Newman was a multi-instrumentalist who played electric bass and acoustic guitar. According to his bandsintown page, he grew up playing “country-metal” on Prescott’s Whiskey Row. 

He was an alumnus of Azz Izz, the Robert Street Band, Zowie Bowie, Mogollon, Tate, Capital Down, Delcoa and Easton Ashe. He called himself “mildly dyslexic and profoundly left-handed” and played “backward, upside-down, confusing-reverse” bass and guitar.

As a testament to his heart, Newman was a Department of Defense volunteer who played for U.S. military personnel in Korea, Japan, Okinawa, Guam, Bosnia, Kosovo, Pakistan, Afghanistan, Qatar and Djibouti. 

“He was just an amazing talent,” said Josh Kennedy of the Tempe rock band The Black Moods. They met at the Conservatory of Recording Arts and Sciences. He is also reeling over the death of Lawrence Zubia of the Pistoleros. 

“Later on, once I graduated and started playing around Phoenix, we started running into each other. He was just the nicest guy ever. For me, that was two days in a row I lost a good friend of mine. I’m in Missouri right now, in a small town, and I feel so removed from it. It just doesn’t seem real.”

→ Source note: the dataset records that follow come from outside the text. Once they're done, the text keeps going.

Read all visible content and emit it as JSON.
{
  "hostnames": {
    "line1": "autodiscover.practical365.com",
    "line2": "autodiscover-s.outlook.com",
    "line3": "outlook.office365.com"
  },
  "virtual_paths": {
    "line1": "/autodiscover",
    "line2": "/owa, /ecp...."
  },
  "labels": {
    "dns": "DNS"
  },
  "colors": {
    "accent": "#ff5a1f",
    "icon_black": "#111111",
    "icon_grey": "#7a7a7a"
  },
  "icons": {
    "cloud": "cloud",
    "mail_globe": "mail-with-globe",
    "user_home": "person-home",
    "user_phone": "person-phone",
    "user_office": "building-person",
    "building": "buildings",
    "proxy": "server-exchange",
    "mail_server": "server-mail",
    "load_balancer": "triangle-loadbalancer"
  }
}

Jolie Grant, who owns Jolie’s Place, said she feels very lucky to have known Newman. 

“He was one of the kindest people I’ve ever know,” she said. “He had a wonderful way of making others feel special. It was normal for Ethan to go out of his way to let you know what an amazing job you were doing as a friend, co-worker or business owner. He made sure you knew you were extraordinary. That is Ethan. 

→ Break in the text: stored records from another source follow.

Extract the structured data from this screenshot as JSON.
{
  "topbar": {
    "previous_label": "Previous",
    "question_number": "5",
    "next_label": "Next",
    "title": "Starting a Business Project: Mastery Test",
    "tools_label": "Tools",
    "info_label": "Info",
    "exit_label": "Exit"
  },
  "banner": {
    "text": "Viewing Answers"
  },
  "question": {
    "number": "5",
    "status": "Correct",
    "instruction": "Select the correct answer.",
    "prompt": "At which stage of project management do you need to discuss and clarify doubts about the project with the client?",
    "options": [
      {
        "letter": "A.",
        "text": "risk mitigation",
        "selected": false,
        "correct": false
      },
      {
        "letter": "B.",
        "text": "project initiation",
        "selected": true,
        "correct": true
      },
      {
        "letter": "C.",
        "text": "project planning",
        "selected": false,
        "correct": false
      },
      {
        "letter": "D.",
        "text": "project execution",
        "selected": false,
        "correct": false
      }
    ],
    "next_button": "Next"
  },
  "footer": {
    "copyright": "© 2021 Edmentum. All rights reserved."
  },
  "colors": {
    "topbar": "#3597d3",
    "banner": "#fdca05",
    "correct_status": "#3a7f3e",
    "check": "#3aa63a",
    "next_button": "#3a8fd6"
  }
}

“Ethan, the musician, couldn’t help but bring a smile to your face. He was not only incredibly talented musically, but a showman as well. If he wasn’t inspiring you to sing along and dance, he was cracking you up. He’s held a spot on the patio at Jolie’s Place every Saturday afternoon with George Brunson for many years, and he is loved and admired by every person that has crossed the threshold of JP. If you met him, you loved him; there was no other option. We will all miss him wholeheartedly, and the music scene in AZ will never be the same without him.”

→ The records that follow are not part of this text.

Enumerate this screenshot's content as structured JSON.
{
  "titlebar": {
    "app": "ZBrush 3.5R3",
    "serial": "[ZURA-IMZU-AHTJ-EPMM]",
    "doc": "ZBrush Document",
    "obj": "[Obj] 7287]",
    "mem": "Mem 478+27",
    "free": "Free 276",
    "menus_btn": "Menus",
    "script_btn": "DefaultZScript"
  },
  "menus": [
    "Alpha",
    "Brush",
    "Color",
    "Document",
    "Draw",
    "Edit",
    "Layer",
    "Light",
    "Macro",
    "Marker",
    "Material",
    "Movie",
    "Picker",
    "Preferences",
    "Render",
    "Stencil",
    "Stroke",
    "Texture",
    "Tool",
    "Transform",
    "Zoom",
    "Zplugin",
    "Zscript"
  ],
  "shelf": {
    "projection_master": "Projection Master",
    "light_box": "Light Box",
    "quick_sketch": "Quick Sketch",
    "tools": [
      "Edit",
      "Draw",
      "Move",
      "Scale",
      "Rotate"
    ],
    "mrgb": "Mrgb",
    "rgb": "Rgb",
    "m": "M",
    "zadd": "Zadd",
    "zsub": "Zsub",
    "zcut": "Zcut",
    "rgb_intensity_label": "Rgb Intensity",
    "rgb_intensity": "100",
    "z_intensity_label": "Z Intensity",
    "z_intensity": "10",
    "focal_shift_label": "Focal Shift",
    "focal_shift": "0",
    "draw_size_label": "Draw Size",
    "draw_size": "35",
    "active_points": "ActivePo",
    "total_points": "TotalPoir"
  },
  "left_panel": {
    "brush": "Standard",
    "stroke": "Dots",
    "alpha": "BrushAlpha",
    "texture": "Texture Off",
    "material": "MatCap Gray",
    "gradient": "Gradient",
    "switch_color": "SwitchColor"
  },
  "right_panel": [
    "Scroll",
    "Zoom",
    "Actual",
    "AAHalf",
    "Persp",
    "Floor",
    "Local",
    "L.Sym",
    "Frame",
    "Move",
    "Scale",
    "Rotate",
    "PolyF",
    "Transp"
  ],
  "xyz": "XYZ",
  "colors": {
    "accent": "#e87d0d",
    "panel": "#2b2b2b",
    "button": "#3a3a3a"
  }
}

Fellow musician Jay Allan and Newman were best friends for 20 years. The two met at an open mic at the now-shuttered Jilly’s American Grill just before Allan moved briefly to Costa Rica. When Allan returned to the Valley, he saw Newman at the same open mic; and they were inseparable since then. Both times, Allan was with a girl, who told him upon his return that she had met someone else. 

“I was sitting there broken-hearted and in walked Todd (Miller) and Ethan,” Allan recalled. “They said, ‘Hey, Costa Rica.’ That night we played music all night and hung out until 4 a.m. We became best friends and started many bands together. 

“He pushed me to remain here and to pursue being more of a singer-songwriter. He helped me get a lot of my first gigs.”

When Allan’s guitar was stolen, Newman and Miller surprised the North Phoenix resident with $500 each to replace it.

“That’s the guy he was,” Allan said about Newman. “He was that guy who could make anyone in the room feel like they were the most important person there.

“Everybody remembers the time they met Ethan Newman. He was a unicorn of a human being. He was such an integral part (of the music scene). Everybody had a connection to him, and it was always honest and genuine.”